Wednesday, June 8, 2016


Gas stations fascinate me. Especially the ones that actually work on cars. Put them up on hydraulic lifts and get under them with ratchets and screwdrivers and stare up into the complexities of gaskets and grease. The ones in which a bell rings when your car passes over a hose. Do they even exist anymore? Most of the gas stations now have minimarts, candy and bottled water and girlie magazines. They don’t work on cars. They just offer gas. It’s the ones with mechanics and penlights that I like. The ones with an ambiance of grease and gears, voltage and definition. Those stations. The ones in which everything is brisk. Everything is vivid. Everything is loud and determined. The smells are strong. The camaraderie is strong. The exchanges are strong. Discernments are made. Things are fixed. That’s what’s so fantastic about these places: things get fixed.
Working on a car is a full immersion. Each car is a canto in a long poem which is the highway.
I’ve always liked cars. This is a difficult thing to admit when so many species are dying and floods are destroying communities due to catastrophic climate change. We’ve left the Holocene and entered a new geologic epoch, one in which a mass extinction event is in progress.
I grew up with cars. Everybody had a car. Everybody needed a car. It’s the way the society is built. It’s built around cars. It’s only been very recently that some cities, such as Bordeaux in France, have begun prohibiting cars from their downtown streets.
Having a car as a kid meant freedom. You had a way to get out of the house and stay out of the house until you got your own house.
It remains a good feeling. That feeling that I can get into a machine and cover huge distances and within hours find myself in an utterly new region with different cities and different climates and topographies. I can get up and get in the car and go to Cedar Rapids, Iowa. Or Winnemucca, Nevada. It would take 33 hours to drive to San Antonio, Texas. Twenty-four to get to Minneapolis, Minnesota, the city where I first entered this world and spent my early childhood.
No one feels trapped when they have a car. The freedom might be illusory, but it’s a compelling sensation, provided you’ve got enough money for gas, and everything is working.
Having a direction is crucial. It’s a way to inhabit space. Space is terrifying without a direction. The dizziness of freedom, to quote Kierkegaard. That’s what raw, bare space is all about: the dizziness of freedom. Having a direction takes the edge off.
A direction doesn’t have to be geographical, it can be mental, spiritual or intellectual. Having the freedom to change your idea about something or alter your attitude is terrific. But nothing beats having a destination in physical space. A greasy spoon in Tenino, Washington, or Elysium Mons on Mars.
It’s wonderful to get into a car, start the engine, crank the wheel and head out to some location.
Time has direction. I can only move forward through time. Time has the appearance of moving forward. I can’t make a U-turn and go the other way. Return to my youth. I can only age. Acquire more wrinkles.
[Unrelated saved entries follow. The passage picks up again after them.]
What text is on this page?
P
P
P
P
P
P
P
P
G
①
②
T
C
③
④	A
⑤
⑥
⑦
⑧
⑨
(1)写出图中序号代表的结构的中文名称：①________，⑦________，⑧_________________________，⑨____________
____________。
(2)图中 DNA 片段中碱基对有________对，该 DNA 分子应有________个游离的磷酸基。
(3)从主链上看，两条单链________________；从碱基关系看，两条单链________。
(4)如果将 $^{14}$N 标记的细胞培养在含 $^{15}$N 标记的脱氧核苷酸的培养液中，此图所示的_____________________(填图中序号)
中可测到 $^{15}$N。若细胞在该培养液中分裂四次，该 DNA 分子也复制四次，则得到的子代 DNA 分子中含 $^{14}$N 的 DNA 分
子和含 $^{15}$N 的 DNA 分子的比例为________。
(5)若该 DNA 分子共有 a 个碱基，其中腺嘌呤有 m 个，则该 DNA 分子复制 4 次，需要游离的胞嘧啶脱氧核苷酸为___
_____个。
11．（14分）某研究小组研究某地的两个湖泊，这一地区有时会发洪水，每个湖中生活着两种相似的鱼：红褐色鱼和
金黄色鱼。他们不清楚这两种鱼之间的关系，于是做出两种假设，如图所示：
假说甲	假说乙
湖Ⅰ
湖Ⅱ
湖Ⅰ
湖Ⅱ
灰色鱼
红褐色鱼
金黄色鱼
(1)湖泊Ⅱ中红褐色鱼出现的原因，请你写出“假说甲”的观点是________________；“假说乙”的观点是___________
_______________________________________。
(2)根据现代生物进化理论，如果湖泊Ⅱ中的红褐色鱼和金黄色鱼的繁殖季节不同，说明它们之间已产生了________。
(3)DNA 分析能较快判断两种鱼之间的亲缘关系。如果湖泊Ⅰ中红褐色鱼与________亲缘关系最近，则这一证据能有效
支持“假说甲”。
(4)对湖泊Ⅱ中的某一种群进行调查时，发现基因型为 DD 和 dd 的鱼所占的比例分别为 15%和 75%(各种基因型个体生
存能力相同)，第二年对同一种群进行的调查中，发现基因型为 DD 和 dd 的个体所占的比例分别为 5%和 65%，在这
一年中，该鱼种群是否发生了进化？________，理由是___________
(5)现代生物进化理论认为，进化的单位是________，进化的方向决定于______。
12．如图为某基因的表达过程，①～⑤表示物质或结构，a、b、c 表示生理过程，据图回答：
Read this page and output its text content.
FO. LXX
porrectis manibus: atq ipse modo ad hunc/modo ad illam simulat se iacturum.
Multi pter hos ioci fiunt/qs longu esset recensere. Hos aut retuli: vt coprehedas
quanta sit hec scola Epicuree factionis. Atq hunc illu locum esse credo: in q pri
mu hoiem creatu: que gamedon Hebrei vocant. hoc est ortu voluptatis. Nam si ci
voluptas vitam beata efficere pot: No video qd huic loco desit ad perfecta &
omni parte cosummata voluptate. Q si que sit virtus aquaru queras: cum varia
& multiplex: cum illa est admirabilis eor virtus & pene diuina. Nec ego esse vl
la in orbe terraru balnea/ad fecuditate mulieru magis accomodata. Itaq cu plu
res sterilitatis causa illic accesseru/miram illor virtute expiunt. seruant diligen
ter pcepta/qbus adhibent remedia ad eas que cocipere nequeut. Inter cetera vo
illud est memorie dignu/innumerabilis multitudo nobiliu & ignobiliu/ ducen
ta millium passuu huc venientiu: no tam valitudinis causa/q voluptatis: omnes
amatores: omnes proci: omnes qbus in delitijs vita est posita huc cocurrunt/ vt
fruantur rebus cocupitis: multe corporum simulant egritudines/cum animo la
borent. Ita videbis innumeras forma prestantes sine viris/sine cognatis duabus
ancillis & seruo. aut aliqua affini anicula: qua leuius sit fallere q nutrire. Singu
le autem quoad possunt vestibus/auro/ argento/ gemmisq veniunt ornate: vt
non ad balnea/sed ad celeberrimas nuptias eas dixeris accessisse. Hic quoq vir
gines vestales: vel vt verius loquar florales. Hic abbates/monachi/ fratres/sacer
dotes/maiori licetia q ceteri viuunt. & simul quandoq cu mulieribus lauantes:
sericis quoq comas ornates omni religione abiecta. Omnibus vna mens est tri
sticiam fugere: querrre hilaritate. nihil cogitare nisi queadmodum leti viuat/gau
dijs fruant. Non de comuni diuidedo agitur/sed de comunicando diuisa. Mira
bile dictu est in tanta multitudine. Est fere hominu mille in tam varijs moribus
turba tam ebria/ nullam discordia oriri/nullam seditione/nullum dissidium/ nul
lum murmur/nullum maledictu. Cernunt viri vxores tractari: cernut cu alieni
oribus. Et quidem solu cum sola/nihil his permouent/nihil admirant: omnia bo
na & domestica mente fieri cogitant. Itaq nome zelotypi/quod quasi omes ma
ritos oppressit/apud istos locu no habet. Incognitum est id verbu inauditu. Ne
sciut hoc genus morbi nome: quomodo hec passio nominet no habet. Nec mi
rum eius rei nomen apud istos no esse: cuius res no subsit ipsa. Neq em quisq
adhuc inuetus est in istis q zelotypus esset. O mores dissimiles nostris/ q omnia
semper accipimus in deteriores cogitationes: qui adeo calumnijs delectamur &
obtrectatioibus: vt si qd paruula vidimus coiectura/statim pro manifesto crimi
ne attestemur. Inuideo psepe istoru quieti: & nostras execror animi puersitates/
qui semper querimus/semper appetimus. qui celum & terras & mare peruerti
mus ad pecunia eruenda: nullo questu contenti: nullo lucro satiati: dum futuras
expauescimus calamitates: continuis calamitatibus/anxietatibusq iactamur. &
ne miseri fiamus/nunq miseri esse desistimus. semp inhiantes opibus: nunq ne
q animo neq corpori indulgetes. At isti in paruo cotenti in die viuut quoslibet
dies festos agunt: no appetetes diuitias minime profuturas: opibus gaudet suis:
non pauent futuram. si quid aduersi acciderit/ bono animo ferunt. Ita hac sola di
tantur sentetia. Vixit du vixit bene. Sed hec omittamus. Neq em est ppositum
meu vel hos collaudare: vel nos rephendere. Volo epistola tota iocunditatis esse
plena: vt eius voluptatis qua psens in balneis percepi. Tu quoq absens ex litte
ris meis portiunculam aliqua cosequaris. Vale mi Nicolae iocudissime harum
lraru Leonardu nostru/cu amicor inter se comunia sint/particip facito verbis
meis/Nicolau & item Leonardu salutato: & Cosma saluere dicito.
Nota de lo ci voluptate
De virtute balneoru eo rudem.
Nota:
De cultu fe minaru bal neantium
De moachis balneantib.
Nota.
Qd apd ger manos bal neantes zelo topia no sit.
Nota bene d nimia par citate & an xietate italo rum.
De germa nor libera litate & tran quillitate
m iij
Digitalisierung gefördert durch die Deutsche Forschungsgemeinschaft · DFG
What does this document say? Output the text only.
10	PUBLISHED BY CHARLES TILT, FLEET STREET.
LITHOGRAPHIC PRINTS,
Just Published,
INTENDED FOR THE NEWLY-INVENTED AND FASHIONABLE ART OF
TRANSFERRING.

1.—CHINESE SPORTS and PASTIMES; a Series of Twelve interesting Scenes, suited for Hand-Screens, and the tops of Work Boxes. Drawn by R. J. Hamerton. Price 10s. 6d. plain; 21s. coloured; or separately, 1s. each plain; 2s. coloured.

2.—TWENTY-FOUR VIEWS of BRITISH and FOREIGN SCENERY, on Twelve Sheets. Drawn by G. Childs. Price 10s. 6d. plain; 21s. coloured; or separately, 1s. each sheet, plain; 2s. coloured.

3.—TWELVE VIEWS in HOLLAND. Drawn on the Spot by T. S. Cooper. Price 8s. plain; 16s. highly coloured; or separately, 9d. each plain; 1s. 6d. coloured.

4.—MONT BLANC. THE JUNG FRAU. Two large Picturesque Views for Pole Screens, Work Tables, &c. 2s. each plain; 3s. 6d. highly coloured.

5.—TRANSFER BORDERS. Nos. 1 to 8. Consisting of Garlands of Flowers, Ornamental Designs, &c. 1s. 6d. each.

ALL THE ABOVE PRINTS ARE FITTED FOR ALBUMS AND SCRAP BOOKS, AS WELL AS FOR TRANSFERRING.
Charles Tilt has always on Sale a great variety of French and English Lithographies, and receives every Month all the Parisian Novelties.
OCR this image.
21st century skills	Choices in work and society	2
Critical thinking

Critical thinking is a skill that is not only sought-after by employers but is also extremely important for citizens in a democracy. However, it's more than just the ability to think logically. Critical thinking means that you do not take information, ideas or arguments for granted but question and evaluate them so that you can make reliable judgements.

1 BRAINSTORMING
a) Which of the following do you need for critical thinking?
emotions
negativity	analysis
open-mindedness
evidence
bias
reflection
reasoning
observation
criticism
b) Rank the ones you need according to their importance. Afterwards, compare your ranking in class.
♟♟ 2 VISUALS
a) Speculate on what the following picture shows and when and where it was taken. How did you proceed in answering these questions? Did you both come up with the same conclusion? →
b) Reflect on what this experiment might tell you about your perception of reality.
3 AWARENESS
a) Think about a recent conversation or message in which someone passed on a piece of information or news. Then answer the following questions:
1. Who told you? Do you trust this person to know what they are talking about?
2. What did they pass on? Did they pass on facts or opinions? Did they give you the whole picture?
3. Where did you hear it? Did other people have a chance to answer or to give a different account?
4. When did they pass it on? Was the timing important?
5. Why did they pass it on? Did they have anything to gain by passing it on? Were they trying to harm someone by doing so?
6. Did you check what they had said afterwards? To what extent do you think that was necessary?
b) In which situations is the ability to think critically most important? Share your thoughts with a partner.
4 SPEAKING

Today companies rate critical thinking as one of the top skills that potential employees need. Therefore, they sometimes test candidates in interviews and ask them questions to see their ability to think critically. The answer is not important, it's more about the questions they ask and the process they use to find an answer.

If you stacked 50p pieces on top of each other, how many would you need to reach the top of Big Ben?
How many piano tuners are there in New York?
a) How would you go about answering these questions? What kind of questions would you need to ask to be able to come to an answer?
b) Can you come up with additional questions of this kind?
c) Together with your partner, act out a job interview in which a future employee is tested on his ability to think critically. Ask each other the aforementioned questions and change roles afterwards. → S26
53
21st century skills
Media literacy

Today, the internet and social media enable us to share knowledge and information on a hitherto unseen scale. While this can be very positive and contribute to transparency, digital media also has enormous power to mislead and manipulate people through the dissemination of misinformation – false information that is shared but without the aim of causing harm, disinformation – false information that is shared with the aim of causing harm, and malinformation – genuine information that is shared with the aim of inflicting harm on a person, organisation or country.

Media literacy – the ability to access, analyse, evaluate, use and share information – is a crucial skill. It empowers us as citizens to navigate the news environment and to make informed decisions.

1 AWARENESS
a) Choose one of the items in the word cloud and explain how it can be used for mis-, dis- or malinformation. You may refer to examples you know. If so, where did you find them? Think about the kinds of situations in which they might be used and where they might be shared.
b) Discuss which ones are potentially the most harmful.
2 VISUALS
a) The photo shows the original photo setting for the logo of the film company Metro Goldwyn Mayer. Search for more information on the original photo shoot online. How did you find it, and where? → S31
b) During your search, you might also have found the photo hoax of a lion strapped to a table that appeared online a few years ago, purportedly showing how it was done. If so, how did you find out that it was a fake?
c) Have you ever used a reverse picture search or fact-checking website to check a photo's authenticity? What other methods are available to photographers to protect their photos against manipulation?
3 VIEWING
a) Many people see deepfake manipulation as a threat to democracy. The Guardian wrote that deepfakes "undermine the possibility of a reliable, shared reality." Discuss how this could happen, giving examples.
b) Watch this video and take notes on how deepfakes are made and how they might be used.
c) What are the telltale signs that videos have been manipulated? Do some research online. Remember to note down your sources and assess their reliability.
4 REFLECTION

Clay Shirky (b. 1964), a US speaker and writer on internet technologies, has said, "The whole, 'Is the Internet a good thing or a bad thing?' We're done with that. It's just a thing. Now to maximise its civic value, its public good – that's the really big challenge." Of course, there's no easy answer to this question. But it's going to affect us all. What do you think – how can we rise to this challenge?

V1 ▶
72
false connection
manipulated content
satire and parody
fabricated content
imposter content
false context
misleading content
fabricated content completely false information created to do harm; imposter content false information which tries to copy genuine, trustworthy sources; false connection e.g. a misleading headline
Acquire more wisdom. Is wisdom a place? Yes, I believe it is. It doesn’t have a border, but it does have skills and stationary.
Direction doesn’t crackle, hover, or leak. It’s a phenomenon, not an object. An airplane can have multiple directions but no immanent transcendence. That is to say, it can have immanent transcendence, but you’re going to have to look for it. You can’t locate it on a radar screen.
Direction is a component of space. We’re seduced into space by direction. Direction is how we experience space. Without direction, space would be horrifying.
I have different moods for different directions. Going east makes me happy. Going west makes me earnest. Going south makes me obstinate. Going north makes me impulsive and sad.
The best feeling is to be heading south to California on a sunny day in June.
The most humbling and exalting is to stand under the stars in Long Beach, Washington. The ocean moves in and flops down on the sand and retreats with that funny hissing sound. And up there, in the sky, gazillions of stars that shine with an ancient light, light that has taken millions of years to reach your eyes.